Bankaların aldıkları kredi, piyasa ve operasyonel risklerin ölçülebilen yoğunluğuna göre ek sermaye yükümlülüğü getirildi. Alınan kredi riskleri bir toplam üzerinden olması yerine müşterilerin kredi riskine göre bankaların ek sermaye tutması isteniyor. Yani, banka müşterilerinin bankalar ya da üçüncü kurumlar tarafından kredi değerliliğinin tespiti gerekiyor. İlk bakışta, bu yaklaşım çok makul gibi görünüyor. Ama, kriz dönemlerinde, bu kural bankaların sağlığını koruma yerine bankaları daha da zor durumda bırakabilecek bir yapıya kavuşuyor.

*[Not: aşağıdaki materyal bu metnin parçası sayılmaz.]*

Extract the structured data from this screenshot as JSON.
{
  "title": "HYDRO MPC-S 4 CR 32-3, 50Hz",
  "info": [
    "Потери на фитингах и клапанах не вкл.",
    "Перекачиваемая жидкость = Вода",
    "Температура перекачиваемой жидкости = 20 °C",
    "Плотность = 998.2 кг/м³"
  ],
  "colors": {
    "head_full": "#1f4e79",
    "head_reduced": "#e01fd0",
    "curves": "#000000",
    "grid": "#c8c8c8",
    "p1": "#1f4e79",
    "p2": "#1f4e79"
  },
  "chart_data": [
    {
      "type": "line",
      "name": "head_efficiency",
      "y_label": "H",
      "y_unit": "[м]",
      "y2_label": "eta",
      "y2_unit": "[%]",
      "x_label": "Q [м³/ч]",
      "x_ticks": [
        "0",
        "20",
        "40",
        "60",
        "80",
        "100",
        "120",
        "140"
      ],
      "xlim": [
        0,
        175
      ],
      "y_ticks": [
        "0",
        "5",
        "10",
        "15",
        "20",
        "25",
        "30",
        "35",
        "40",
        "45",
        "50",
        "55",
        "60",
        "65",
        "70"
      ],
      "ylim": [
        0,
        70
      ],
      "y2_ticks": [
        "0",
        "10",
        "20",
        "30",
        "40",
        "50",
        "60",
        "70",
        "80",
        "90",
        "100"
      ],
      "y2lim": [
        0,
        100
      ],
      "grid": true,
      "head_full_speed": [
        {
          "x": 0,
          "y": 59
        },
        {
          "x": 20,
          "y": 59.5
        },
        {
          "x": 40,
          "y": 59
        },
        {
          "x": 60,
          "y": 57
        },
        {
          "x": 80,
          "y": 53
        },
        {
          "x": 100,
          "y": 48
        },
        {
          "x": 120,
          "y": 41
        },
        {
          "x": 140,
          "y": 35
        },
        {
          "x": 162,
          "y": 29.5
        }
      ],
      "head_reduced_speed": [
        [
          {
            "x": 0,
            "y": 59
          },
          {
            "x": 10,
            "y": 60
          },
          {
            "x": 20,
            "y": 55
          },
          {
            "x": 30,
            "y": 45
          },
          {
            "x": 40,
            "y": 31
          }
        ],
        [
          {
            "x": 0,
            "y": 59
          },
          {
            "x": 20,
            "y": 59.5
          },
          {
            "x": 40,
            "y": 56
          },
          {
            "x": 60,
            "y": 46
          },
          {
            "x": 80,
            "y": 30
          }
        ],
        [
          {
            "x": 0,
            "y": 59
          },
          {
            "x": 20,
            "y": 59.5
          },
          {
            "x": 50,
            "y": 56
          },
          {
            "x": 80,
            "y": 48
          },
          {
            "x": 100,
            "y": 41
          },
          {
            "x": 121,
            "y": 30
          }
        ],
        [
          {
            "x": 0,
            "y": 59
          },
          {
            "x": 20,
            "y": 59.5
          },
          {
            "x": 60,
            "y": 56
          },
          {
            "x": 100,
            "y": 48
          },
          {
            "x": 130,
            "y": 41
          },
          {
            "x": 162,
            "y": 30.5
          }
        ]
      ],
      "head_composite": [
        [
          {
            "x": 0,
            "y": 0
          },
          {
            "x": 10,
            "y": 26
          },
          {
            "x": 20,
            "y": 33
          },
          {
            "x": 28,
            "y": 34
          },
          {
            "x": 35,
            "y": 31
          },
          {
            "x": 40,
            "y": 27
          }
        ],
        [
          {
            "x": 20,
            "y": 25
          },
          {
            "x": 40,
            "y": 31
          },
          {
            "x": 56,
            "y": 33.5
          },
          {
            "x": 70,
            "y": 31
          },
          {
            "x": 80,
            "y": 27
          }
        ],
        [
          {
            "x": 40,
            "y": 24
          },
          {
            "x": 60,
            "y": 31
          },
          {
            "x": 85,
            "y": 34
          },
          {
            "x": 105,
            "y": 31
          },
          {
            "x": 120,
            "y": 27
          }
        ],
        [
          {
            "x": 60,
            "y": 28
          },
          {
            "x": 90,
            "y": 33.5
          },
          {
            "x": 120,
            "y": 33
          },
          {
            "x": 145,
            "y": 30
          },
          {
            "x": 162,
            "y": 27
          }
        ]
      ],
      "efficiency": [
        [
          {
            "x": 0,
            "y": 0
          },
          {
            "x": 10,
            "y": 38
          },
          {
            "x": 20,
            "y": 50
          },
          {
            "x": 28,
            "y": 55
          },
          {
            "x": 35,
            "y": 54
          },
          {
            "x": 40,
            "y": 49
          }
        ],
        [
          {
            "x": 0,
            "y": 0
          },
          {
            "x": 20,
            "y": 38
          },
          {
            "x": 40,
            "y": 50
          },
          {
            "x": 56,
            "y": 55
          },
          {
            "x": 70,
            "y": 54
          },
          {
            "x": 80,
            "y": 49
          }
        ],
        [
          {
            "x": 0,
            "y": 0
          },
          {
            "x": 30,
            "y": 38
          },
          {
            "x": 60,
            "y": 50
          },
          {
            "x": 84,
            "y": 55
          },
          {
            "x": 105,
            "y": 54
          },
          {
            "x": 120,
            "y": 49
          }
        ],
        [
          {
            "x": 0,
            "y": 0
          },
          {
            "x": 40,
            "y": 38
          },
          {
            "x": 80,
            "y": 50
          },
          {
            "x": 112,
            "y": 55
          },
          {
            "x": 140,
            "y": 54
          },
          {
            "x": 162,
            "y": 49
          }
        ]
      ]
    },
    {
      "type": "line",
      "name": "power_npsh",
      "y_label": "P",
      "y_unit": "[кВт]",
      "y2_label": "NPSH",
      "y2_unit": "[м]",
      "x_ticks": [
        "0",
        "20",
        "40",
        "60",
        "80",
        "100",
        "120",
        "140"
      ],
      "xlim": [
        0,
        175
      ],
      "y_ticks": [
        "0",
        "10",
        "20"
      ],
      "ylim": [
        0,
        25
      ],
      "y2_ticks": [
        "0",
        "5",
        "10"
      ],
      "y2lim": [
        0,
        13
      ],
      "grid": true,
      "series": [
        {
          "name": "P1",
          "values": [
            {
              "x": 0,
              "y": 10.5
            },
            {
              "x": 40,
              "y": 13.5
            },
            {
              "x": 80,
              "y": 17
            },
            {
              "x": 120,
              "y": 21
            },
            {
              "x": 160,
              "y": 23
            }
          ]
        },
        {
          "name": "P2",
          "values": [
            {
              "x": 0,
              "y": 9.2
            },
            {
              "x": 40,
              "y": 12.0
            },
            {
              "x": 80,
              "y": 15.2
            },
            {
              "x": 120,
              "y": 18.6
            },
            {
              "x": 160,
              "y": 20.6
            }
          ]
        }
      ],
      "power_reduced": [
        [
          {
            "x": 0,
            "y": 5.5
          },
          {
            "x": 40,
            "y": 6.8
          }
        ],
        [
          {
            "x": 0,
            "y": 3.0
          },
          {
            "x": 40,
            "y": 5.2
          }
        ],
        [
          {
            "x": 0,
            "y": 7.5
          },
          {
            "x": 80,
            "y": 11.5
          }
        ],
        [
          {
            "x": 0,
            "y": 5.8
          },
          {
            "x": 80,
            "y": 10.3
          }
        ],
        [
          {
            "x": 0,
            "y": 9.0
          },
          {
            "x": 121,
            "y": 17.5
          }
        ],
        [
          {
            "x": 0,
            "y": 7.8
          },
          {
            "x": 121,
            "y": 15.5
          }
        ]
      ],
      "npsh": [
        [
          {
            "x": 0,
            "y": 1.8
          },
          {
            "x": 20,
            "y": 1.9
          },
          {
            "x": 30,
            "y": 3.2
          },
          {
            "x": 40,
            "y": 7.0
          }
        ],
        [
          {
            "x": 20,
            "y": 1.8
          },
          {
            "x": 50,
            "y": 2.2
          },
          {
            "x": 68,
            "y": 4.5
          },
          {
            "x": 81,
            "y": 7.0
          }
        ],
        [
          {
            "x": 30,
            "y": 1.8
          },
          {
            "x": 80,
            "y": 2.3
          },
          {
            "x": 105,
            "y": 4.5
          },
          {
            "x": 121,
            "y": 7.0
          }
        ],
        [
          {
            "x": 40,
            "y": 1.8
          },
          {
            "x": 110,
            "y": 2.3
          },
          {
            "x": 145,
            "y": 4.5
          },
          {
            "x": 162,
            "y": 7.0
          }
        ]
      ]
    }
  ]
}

Finans sisteminde görülebilecek hatırı sayılı çalkantılarda, önce bankaların, daha sonra diğer finansal kuruluşlarının daha sonra da bu kurumlarının müşterilerinin kredi değerliliği giderek düşüyor. Son aylarda olduğu gibi, kredi derecelendirme kuruluşları her gün birilerinin kredi değerliliğini düşürüyor. Sonuçta, bankaların dün bir birim sermaye tahsisi ile verdiği bir krediye bugün üç birim sermaye ayırması gerekiyor. Kredinin performansında hiçbir değişiklik olmadığı halde, bankanın sermaye yeterliliği düşüyor. Zararları büyüyor. Sistem, kendi kuralları içinde kendi kendini daha büyük bir çalkantının içine atıyor. Bireysel risklere yönelik kurallar sistem risklerinin artması durumunda, sistem risklerini daha da artırıcı rol oynuyorlar.
RİSK NİTELİKLERİ
Riske yönelik kurallar, sistem bazında risklerin gerçekleşmesi durumunda anlamını yitiriyor. Komik bir durum ortaya çıkıyor.
Hiçbir müşterinin beklememesi için otelin önünde mutlaka bir taksi durması kuralı olduğunu düşünelim. Yoğun bir dönemde, otelin önünde duran tek taksiye müşteri biniyor. Ama, taksi şoförü bir yere gidemiyor. Çünkü, giderse, otelin önünde hiç taksi kalmayacak. Müşterilerin hiç beklememesi için konulan bir kural müşterinin beklemesi mecburiyetine neden oluyor.
Basel II kuralları bir anlamda bu riski taşıyor. Riskler gerçekleştiğinde, riske yönelik kurallar, krizin derinleşmesinin mekanizması olabilecek bir niteliğe bürünüyor.
Gözetim ve denetim kuruluşları konunun bu yanını ihmal etmemeli. Sistem riski ile bireysel riskler birbirinden ayrı tutulabilmeli. Aksi taktirde, finans kurumları daha fazla sermaye tutmak yerine daha az kredi vermeyi tercih edeceklerdir. Üretim sektöründe riskler daha da büyüyecektir. Bu konu, gelişmiş ülkelerdeki karışıklıklara kolay çözümler bulunamadıkça, giderek uluslararası platformlarda daha fazla dile getirilmeye başlanacaktır.